Interviewers will ask loaded questions if he or she wants to determine your age. Watch out for questions, covering age of grandchildren, possible retirement date, or health status. These questions are considered illegal; and although they're not jail-worthy, they will give him or her the ammunition to make a tainted employment selection. Contact the Equal Employment Opportunity Commission (EEOC), if you suspect a company of being age-biased.
Staying ahead of the technological curve, and representing this in the résumé and during the interview, will allow you to speak to the interviewer using acronyms and jargon that's familiar to that person. A knowledgeable individual, regardless of age, will impress an interviewer and leave a positive impression.
Keep a positive mindset and you'll appear young and lively.

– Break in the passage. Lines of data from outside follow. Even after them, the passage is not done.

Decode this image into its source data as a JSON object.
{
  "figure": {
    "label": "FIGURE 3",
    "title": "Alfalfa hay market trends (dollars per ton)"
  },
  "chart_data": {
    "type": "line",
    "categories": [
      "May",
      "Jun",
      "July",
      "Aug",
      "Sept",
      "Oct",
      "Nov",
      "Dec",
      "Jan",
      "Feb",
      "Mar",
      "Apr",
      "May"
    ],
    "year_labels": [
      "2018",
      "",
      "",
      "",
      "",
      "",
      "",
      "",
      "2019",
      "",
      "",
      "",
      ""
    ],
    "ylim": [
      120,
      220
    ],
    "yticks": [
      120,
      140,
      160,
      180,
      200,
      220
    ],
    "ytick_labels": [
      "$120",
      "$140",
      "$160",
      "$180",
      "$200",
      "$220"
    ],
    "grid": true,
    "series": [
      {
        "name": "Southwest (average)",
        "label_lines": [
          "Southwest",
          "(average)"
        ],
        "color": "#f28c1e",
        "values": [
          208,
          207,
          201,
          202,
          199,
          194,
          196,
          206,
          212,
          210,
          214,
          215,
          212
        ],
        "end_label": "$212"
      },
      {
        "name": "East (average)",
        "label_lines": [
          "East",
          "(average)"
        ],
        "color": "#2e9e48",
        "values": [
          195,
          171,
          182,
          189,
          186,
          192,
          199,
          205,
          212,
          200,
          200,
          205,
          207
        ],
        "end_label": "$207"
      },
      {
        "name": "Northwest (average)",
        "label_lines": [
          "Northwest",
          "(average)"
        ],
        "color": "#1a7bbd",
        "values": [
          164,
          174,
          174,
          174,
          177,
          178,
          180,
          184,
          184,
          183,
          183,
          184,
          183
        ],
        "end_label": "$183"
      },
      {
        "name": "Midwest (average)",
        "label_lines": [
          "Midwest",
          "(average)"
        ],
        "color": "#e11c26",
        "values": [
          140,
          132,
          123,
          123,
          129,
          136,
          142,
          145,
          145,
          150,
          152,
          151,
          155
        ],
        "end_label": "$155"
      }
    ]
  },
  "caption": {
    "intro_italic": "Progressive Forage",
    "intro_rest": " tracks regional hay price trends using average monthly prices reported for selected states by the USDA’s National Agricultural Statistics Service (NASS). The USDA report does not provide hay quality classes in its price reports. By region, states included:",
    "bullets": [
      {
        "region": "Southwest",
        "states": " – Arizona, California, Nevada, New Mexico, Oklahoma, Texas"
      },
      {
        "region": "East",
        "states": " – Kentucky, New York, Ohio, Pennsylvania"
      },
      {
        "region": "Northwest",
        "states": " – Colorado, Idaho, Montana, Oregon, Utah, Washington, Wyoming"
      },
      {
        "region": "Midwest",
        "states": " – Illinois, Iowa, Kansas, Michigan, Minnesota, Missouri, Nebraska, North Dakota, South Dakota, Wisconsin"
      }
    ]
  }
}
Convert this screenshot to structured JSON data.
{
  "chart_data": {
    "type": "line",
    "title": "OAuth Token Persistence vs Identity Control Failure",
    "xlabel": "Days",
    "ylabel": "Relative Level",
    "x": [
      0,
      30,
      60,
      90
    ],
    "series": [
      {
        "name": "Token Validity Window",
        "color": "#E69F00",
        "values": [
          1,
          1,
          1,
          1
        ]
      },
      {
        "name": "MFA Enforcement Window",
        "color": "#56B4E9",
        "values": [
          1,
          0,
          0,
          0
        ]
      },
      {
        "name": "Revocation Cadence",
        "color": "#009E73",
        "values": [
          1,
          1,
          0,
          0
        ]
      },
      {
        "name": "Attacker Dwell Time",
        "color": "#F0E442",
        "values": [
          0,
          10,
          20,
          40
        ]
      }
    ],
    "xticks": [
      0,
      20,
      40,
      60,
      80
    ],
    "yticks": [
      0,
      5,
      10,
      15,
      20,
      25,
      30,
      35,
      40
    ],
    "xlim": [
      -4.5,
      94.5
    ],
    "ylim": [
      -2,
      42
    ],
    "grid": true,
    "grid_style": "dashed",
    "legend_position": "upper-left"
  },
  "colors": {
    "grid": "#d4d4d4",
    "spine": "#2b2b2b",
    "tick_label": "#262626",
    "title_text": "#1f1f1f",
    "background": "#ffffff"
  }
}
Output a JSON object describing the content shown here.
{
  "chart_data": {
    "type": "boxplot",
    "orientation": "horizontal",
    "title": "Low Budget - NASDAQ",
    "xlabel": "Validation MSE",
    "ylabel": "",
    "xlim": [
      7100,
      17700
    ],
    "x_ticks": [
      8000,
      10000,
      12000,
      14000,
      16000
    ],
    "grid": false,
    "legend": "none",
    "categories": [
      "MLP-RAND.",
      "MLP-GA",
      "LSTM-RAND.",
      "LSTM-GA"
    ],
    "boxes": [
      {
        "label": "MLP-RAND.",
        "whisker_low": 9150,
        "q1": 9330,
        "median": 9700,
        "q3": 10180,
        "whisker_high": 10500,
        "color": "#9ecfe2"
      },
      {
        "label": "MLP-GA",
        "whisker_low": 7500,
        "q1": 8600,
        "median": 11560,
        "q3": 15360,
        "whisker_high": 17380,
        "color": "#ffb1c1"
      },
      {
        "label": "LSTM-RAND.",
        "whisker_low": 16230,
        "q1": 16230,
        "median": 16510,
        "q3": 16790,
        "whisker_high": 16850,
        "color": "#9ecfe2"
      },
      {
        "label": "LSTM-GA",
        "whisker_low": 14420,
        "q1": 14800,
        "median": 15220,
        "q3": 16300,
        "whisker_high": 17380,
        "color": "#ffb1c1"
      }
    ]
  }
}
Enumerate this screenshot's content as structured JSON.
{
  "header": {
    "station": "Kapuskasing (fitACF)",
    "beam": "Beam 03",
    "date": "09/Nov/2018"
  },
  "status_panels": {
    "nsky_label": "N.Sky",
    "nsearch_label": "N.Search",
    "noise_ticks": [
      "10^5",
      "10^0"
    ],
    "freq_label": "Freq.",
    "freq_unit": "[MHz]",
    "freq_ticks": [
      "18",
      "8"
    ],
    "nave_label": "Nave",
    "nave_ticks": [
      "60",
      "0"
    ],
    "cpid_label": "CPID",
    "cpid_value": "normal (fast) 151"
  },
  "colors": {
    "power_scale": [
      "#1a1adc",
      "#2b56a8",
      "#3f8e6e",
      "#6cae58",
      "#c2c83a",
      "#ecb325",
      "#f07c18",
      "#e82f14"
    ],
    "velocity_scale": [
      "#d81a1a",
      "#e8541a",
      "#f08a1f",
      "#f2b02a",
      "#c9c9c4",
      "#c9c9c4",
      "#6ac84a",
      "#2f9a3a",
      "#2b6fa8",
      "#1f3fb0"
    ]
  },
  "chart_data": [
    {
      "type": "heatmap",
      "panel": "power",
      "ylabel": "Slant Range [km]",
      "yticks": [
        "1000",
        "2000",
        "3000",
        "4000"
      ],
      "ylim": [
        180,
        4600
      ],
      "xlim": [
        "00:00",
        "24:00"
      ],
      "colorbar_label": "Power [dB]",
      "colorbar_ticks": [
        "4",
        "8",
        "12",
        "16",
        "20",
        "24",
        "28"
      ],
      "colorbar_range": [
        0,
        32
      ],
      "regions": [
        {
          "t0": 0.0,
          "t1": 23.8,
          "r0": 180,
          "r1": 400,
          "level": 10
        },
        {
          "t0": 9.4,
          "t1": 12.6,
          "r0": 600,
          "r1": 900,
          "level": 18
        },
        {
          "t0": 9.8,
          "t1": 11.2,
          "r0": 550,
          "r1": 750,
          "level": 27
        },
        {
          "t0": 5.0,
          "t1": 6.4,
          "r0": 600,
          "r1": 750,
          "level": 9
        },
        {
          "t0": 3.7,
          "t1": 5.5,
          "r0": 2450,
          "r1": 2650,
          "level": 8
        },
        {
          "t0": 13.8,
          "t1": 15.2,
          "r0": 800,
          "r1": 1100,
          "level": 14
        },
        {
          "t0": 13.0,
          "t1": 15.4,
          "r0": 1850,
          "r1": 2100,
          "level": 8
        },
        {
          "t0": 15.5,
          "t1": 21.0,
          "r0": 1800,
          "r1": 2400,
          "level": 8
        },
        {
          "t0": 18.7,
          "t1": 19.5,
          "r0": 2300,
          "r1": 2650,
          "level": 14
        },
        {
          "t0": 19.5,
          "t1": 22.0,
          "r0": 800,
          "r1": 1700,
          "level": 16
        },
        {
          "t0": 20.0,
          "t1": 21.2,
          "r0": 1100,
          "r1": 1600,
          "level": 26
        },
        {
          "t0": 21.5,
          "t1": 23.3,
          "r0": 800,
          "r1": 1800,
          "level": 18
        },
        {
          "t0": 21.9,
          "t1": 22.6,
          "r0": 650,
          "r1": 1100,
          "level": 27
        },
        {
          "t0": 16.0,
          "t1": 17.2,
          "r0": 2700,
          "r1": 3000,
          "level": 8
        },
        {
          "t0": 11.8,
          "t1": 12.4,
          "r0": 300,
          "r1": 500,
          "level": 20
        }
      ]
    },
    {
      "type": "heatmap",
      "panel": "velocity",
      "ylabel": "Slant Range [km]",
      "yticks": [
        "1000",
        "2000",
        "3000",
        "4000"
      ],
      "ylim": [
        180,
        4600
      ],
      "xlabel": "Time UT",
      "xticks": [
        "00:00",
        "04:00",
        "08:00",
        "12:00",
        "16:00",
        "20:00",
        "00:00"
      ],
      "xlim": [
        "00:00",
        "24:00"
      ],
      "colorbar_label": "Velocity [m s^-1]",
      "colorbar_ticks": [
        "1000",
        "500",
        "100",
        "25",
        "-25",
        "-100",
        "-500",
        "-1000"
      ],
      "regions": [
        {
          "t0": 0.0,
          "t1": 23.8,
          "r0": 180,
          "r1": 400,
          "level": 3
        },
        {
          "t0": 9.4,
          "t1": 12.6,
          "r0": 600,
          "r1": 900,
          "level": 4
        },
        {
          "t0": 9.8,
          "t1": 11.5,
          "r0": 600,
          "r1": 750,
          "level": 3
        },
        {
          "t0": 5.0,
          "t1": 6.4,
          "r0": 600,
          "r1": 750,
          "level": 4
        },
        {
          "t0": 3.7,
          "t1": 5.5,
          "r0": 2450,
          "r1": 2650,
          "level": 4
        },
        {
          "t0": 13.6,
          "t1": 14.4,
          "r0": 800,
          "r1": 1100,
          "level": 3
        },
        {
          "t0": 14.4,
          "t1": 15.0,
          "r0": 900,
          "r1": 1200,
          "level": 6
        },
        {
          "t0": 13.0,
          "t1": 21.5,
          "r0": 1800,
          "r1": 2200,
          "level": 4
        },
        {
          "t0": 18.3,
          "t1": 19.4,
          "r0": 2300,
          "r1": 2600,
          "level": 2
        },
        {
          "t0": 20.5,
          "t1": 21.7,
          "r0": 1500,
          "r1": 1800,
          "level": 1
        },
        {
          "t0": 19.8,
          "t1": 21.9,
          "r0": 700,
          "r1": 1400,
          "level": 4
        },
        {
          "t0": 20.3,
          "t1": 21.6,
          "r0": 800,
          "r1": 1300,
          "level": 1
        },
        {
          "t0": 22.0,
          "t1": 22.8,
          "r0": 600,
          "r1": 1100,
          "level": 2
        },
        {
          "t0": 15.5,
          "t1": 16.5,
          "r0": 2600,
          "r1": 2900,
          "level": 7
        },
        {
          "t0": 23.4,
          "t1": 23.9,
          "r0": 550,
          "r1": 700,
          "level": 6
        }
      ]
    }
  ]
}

An optimistic outlook is not always easy, particularly when you've gone on several interviews that don't result to job offers. Support and golden age groups -- provided by county career centers and sponsored by colleges -- will provide support, a networking forum, and employment contacts that will make your job search flow smoothly.
An over 50 jobseeker can also benefit from the help of a career coach. A coach can help identify and resolve employment concerns, as well as, personal and life issues that may be hindering personal development. Filling a much-needed gap, career coaching is becoming a crucial tool for those seeking to career transition and advance -- even at the youthful age of 50 or more.